We aimed to systematically review available data on the association between adherence to MD and BMD as well as risk of fractures and to summarize this information through a meta-analysis. Previous studies in the field of adherence to MD in relation to BMD and risk of fracture were selected through searching PubMed, Scopus, ISI Web of Science and Google Scholar databases prior to June, 2016 using Mesh and non-Mesh relevant keywords.
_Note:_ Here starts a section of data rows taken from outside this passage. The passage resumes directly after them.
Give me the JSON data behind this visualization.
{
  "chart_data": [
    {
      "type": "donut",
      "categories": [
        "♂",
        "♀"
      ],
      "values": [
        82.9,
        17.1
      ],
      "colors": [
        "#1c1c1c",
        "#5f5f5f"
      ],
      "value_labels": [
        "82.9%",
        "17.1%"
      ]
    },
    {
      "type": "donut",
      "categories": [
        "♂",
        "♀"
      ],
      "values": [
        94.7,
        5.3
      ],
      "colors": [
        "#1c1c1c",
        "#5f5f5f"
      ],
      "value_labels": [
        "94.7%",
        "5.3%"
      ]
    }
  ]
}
In the meta-analysis of four effect sizes, obtained from three studies, we found that adherence to MD was associated with a 21% reduced risk of hip fracture (overall RR 0.79; 95% CIs 0.72-0.87). Adherence to MD was positively associated with lumber spine's (mean difference of BMD comparing highest and lowest categories of MD score 0.12; 95% CI 0.06-0.19g/cm2), femoral neck (0.10; 0.06-0.15g/cm2) and total hip (0.11; 0.09-0.14g/cm2) BMD. Meta-regression of included observational studies revealed a significant inverse linear association between Mediterranean diet score and risk of hip fracture, such that one unit increase in the score of Mediterranean diet was associated with a reduction in the risk of hip fracture (RR 0.95, 95% CI 0.92-0.98 p=0.01). Adherence to MD was associated with a reduced risk of fracture as well as with a higher mean BMD.